Take a look at the writing above the sketch of my dog where I compare the thickness of the Togi with the music nib. The pen is held at an angle of 45 degrees. It’s an all-rounder and also suitable for drawing: the left foot comes from the Naginata Togi.
Sailor Cross Concord
Another specialty nib from Sailor. The cross in Cross Concord indicates a second nib on top of the main nib with a horizontal slit. The second slit guarantees a consistent ink flow required for the broad upside down strokes you’re making with the concord but it does mean that it’s a stiff nib.
If you’re looking for a unique fountain pen, this is it. It writes with (very) fine lines when in normal use with a lot of feedback - not as much as the PO nib but not exactly smooth, thanks to the downward faced beak shape of the nib. When turned upside down, however, you get a double broad line. Angling your pen means thinner strokes but still quite broad. It’s a lot of fun to use for quick sketches. Details can be filled in with the fine line. This pen is one of those drawing pens I can imagine being in my pen case for daily use.
The black sketches come from the Cross Concord: look at the thickness of those strokes compared to the very fine hatches inside the foot on the right. It’s as you can see luckily not as thick as my cheap Fude pen held at 45 degrees. The black writing on the top right page is from the Pilot PO nib and smaller than the fine Concord lines.
The problem with those nibs is the availability. These are hand crafted by Japanese experts and they are deeply back ordered. Importing from Japan could burn an even greater hole in your wallet: in Belgium import rates go as high as 50%!
Mastery is in short supply nowadays, a consequence of our multi-tasking, bucket-listing world. A Microsoft study released this May claims the human attention span is now eight seconds, one second short of a goldfish. Disposable culture may feed the needs of the moment, but still leave the spirit hungry for something more. (Leigh Reyes)
Pilot Justus 95
I spent too much time playing with the Sailor nibs and only tried a few sentences with this adjustable nib. You can turn the nib to it’s soft or hard side as it providers more ore less flex. Compared to the Pilot Falcon nib, this feels like a nice but unneeded novelty. It’s a very soft nib and will react to the slightest amount of pressure you put on it, a lot more than the CONID nib. When drawing, I disliked the amount of feedback when applying pressure to produce a thicker line. I’m not a flexer when it comes to sketching so this will not be my everyday pen, and I cannot imagine myself using this daily as a workhorse, so it doesn’t fit either category that would qualify for myself personally to buy an expensive fountain pen like this (312 USD at Goulet Pens).
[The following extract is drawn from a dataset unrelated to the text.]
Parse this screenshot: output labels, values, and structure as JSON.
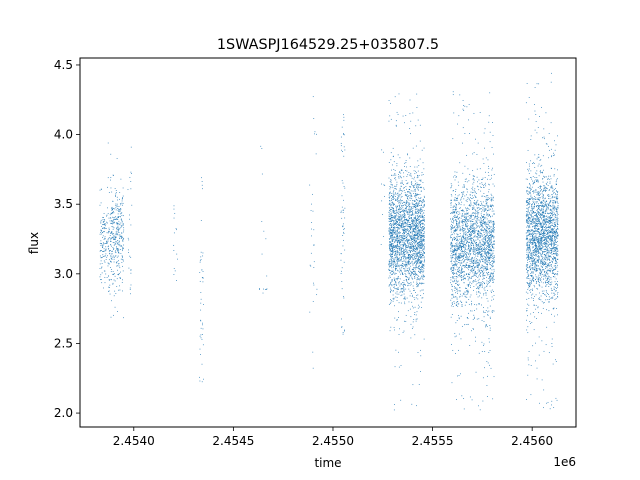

I had a lot of fun testing these pens, thank you very much Filip and Liesel! The Sailors stay in my top wanted list, I can’t get them out of my head. The Togi could even take up the role as an everyday writer if it would be fitted with a piston filler like the Realo body. I still need to try out the Naginata Fude and the Cross Point in order to make a decision (or maybe just get all three?). Now that I’m writing this blog post and doing some research, I regret not having spent more time with the CONID. I just need to come up with an excuse to lend them again…
The steep prices of the pens should, in my view, be justified by their exceptional performance. If I can’t feel a clear difference between an expensive nib and a cheap one, then I don’t see a reason to boast with a golden nib and a cool brand.